By acknowledgement of the qualities inherent in the design. Just because they are not to my taste does not mean they are absent. For example say that you didn't like pound cake. A whole slew of people that you know say that they have found the best pound cake ever tasted and you gotta try some. You try it and just don't like it. That doesn't mean it isn't great pound cake to those that like it.

The fact that human beings are so good at denying what is staring them in the face has never been a rebuttal of the facts they deny.

To my knowledge I haven't denied any facts here. Try presenting some and we shall see where things go.
 

I think one factor being over looked in pre-3E editions was that warrior classes at higher levels gain followers which certainly balances out the power of higher level wizards and clerics. Same thing for the rogue classes. 20th level fighters in 2E were supposed to come to battle at the head of an army and 20th level thief should have the might of a thieves guild behind him.

Add on to that the fact that a canny fighter, regardless of edition, is not going to adopt the headlong charge at a high level wizard. Read a little Sun Tzu for cryin' out loud!
 

At high levels in older editions everybody gained followers. Fighters just tended to get more of them.

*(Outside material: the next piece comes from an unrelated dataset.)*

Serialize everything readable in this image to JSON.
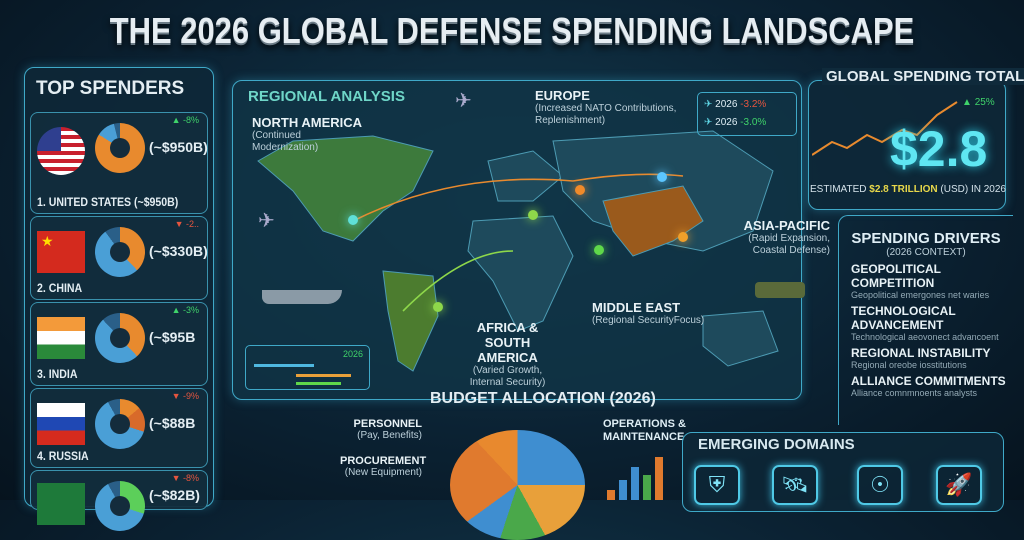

Understandable, given the wargaming roots of D&D.

The Auld Grump
 

Okay, quick topic check here. It seems that the last few pages of this thread have been dominated by:

• Lots of people pointing out that 4e is a mechanically solid game but different enough from older D&D that it's lost some of the auld charm.
• The occasional (and irrelevant) "3e sux0rs, linear fighter/quadratic wizard" rebuttal.
• No discussion whatsoever regarding the original topic, which was (just to remind folks) that 4e, 3e, frankly any game that involves buying more than one hardcover book, are heavy and complicated games and not at all congenial to new or casual players.
 

Okay, quick topic check here. It seems that the last few pages of this thread have been dominated by:

• Lots of people pointing out that 4e is a mechanically solid game but different enough from older D&D that it's lost some of the auld charm.
• The occasional (and irrelevant) "3e sux0rs, linear fighter/quadratic wizard" rebuttal.
• No discussion whatsoever regarding the original topic, which was (just to remind folks) that 4e, 3e, frankly any game that involves buying more than one hardcover book, are heavy and complicated games and not at all congenial to new or casual players.
Or a handy box with dice (or chits) and a slim rulebook. (Lots of folks entered the fold with the old Basic sets.) The can still get the huge book(s) later.

I have hopes for Pathfinder's Beginner's Box. But, much as I love it, I will admit that the Pathfinder Core rulebook is intimidating.

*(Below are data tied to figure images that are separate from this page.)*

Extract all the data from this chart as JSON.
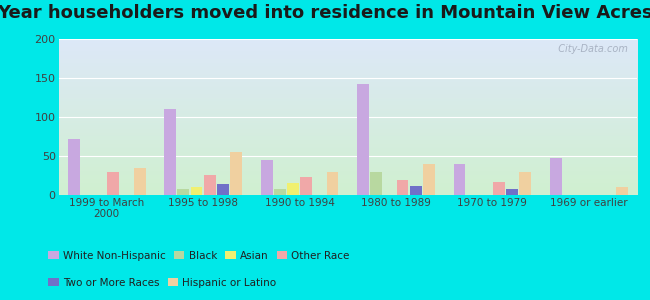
{
  "title": "Year householders moved into residence in Mountain View Acres",
  "categories": [
    "1999 to March\n2000",
    "1995 to 1998",
    "1990 to 1994",
    "1980 to 1989",
    "1970 to 1979",
    "1969 or earlier"
  ],
  "series": {
    "White Non-Hispanic": [
      72,
      110,
      45,
      142,
      40,
      47
    ],
    "Black": [
      0,
      8,
      8,
      30,
      0,
      0
    ],
    "Asian": [
      0,
      10,
      16,
      0,
      0,
      0
    ],
    "Other Race": [
      29,
      26,
      23,
      19,
      17,
      0
    ],
    "Two or More Races": [
      0,
      14,
      0,
      11,
      8,
      0
    ],
    "Hispanic or Latino": [
      35,
      55,
      29,
      40,
      29,
      10
    ]
  },
  "colors": {
    "White Non-Hispanic": "#c8a8e0",
    "Black": "#b8d8a0",
    "Asian": "#f0f070",
    "Other Race": "#f0a8a8",
    "Two or More Races": "#7070c8",
    "Hispanic or Latino": "#f0d0a0"
  },
  "ylim": [
    0,
    200
  ],
  "yticks": [
    0,
    50,
    100,
    150,
    200
  ],
  "background_color": "#00e8e8",
  "plot_bg_gradient_top": "#dde8f8",
  "plot_bg_gradient_bottom": "#d0f0d0",
  "title_fontsize": 13,
  "watermark": "  City-Data.com"
}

However, given the nature of the beast, I very much doubt that 5e would be a one book wonder. For that, maybe True20? Fantasy Craft?

The Auld Grump
 

I have hopes for Pathfinder's Beginner's Box. But, much as I love it, I will admit that the Pathfinder Core rulebook is intimidating.
The Auld Grump

I don't. I have yet to see any evidence that the weasels at Paizo can actually write a game on their own. I imagine that the Beginner's boxset will just be Pathfinder -15 levels, flat-footed AC and all.

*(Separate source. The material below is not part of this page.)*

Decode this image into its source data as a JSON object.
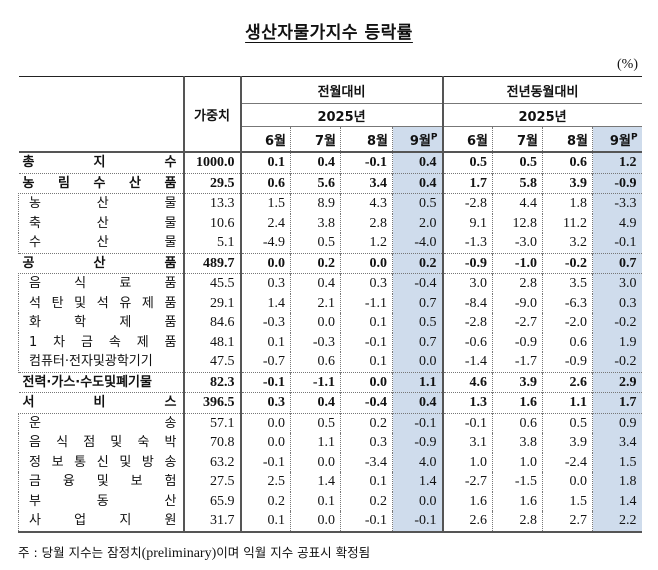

It would be nice to have a modern version of D&D that doesn't feel like I'm building a magic deck, so that I can actually stand to play it without popping Zyprexa like M&M's.

Unfortunately that won't happen because instead of producing fun, well designed games in multiple genres with carefully controlled crunch support and a metric asston of modules, WotC will just decided to take a giant crap in D&D's toilet again, so that we'll have ANOTHER bloated, cancerous mass of feats and powers that will have no business being there.